Sometimes I wonder if I’m the only attorney out there frustrated with the advertising systems available to us. From talking with other attorneys, I get a sense that I’m not. Yet I can’t figure out why things are as bad as they are, if everyone is as frustrated as me.
This morning, a representative of Martindale-Hubbell calls to ask me how satisfied I am with the service. Whoa! Was that a mistake, or what?! (See my last article for a hint of how I feel about legal advertising.)
On average, I’m finding that these online websites charge approximately $2600 to $4000 per year for the privilege of being in their database. Being in their database, theoretically, means that you’re going to get phone calls from people who search for attorneys using their database.

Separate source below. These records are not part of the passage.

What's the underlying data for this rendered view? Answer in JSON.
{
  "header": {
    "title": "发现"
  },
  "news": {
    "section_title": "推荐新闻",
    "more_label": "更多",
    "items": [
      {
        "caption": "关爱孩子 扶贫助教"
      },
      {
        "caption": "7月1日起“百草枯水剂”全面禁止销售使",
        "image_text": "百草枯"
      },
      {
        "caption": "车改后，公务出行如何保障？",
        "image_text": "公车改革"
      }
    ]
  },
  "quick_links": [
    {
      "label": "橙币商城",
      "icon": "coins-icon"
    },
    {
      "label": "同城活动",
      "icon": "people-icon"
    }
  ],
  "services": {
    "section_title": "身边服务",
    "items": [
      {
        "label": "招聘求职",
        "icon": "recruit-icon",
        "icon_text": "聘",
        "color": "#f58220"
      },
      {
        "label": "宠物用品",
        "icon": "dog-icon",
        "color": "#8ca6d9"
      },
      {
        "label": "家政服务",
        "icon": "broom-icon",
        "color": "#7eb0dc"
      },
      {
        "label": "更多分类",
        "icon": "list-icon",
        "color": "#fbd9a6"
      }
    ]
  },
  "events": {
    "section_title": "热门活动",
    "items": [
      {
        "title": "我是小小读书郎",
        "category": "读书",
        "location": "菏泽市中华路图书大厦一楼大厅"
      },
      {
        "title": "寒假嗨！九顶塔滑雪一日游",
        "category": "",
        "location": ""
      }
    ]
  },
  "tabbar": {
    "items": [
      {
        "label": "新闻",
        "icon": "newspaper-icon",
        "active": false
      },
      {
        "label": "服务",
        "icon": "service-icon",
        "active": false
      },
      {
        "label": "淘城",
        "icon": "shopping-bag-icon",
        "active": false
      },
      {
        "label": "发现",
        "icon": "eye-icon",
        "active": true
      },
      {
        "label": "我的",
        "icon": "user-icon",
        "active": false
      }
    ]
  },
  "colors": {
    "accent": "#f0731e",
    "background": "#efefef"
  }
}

Well, I’m not going to beat a dead horse. If spending that kind of money actually resulted in phone calls, it would be worth it. Fact is, I’ve spent nearly $6000 for online advertising. Over the last few months, I’ve managed to get one phone call that resulted in a client. If I manage to get one more this year, my ads will finally have paid for themselves (assuming it’s a normal-sized job).
Well, maybe. It depends. Martindale-Hubbell, for example, informs me today that when I signed the contract with them, the contract price was just an “estimated” price. That’s right. As represented to me, I signed a contract for x-number of dollars, but that’s not my actual bill.

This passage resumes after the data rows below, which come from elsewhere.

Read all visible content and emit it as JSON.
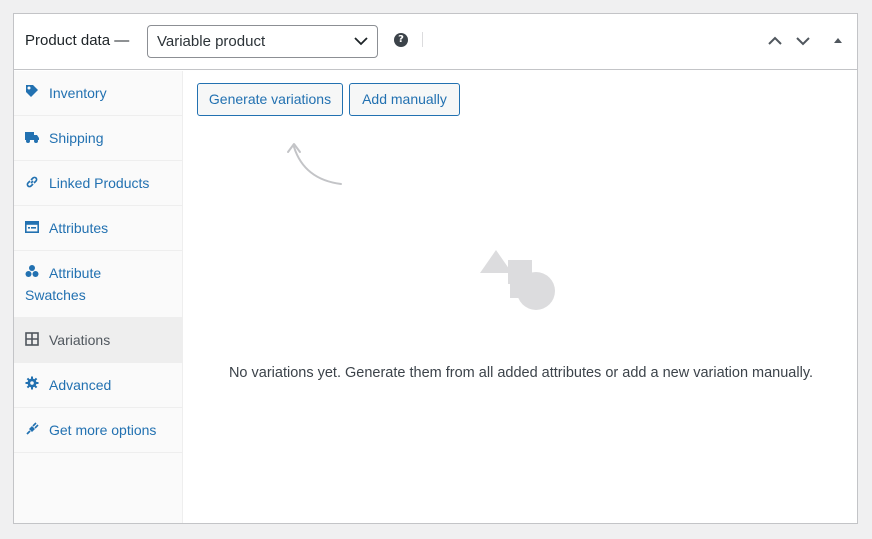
{
  "header": {
    "title": "Product data —",
    "product_type": "Variable product",
    "help_glyph": "?"
  },
  "sidebar": {
    "items": [
      {
        "label": "Inventory",
        "icon": "tag-icon"
      },
      {
        "label": "Shipping",
        "icon": "truck-icon"
      },
      {
        "label": "Linked Products",
        "icon": "link-icon"
      },
      {
        "label": "Attributes",
        "icon": "list-icon"
      },
      {
        "label_line1": "Attribute",
        "label_line2": "Swatches",
        "icon": "swatches-icon"
      },
      {
        "label": "Variations",
        "icon": "grid-icon",
        "active": true
      },
      {
        "label": "Advanced",
        "icon": "gear-icon"
      },
      {
        "label": "Get more options",
        "icon": "plug-icon"
      }
    ]
  },
  "main": {
    "generate_button": "Generate variations",
    "add_button": "Add manually",
    "empty_message": "No variations yet. Generate them from all added attributes or add a new variation manually."
  },
  "colors": {
    "accent": "#2271b1",
    "border": "#c3c4c7",
    "active_tab_bg": "#eeeeee",
    "placeholder_shapes": "#dcdcde"
  }
}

Apparently, the bill goes up if you add any information about yourself to the database. I added more than the five or six words that you’re apparently allowed with the base contract. (After finding this out, I went back and removed all words about myself except for my website address. And, oh, by the way, these companies refuse to point anyone directly from the database to your website. If a customer clicks on the link for your website, they first have to go look at a really cheesy page designed by Martindale-Hubbell. On that page, you can put a link that will take them directly to your own website.)
I don’t know. It seems to me that if you go anywhere else — buy a car, a refrigerator, or even hire a criminal defense attorney — if you end up paying more than you agreed to pay and the response is “well, the contract price was just an estimate,” I don’t think it would fly. I know if I did that, the State Bar would be all over me about it.

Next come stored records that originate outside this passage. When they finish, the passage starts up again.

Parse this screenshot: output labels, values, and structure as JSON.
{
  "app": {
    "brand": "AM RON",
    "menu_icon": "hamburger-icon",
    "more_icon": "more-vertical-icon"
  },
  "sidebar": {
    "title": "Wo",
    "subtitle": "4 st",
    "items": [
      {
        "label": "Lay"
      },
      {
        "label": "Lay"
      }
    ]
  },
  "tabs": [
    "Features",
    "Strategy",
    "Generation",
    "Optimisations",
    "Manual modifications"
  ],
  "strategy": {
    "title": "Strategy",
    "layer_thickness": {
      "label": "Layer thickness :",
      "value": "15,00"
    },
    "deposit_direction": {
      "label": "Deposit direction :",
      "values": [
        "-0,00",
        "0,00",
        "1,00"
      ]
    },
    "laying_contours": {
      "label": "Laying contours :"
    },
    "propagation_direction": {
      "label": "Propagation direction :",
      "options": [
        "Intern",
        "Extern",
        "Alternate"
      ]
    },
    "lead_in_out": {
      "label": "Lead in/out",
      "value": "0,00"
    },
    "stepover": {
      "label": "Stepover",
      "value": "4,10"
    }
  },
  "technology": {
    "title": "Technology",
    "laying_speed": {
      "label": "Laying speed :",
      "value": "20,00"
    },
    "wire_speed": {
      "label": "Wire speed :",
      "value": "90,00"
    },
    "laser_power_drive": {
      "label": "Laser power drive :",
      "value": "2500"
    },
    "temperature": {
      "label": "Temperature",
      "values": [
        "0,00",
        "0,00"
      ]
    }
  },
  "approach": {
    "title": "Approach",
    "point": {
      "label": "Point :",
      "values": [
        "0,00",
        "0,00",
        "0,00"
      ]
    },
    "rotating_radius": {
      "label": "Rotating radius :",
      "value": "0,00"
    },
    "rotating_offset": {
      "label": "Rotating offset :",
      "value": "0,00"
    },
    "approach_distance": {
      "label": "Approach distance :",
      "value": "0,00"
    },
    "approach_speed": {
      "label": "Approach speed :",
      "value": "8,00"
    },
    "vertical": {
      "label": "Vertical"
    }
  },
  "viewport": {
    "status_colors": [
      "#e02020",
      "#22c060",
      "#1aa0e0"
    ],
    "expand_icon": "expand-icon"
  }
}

But there doesn’t seem to be a solution to this problem.
And I guess that’s why, next year, I won’t be spending any advertising dollars. So far, nearly all my clients come to me via referrals anyway, with one signed up because of the online advertising dollars I’ve spent.
And as long as companies like Martindale-Hubbell are going to refuse to give me what I want and what their reps represented to me that I was buying, I’m done with them.
If you read this far, I apologize for taking your time. 😉 This was intended as more of a “rant” post. (I should probably create a new category called “Rants.”) If you read this thinking it was a real article like I used to write, I’m sorry. I guess I should have just called it an “estimate.”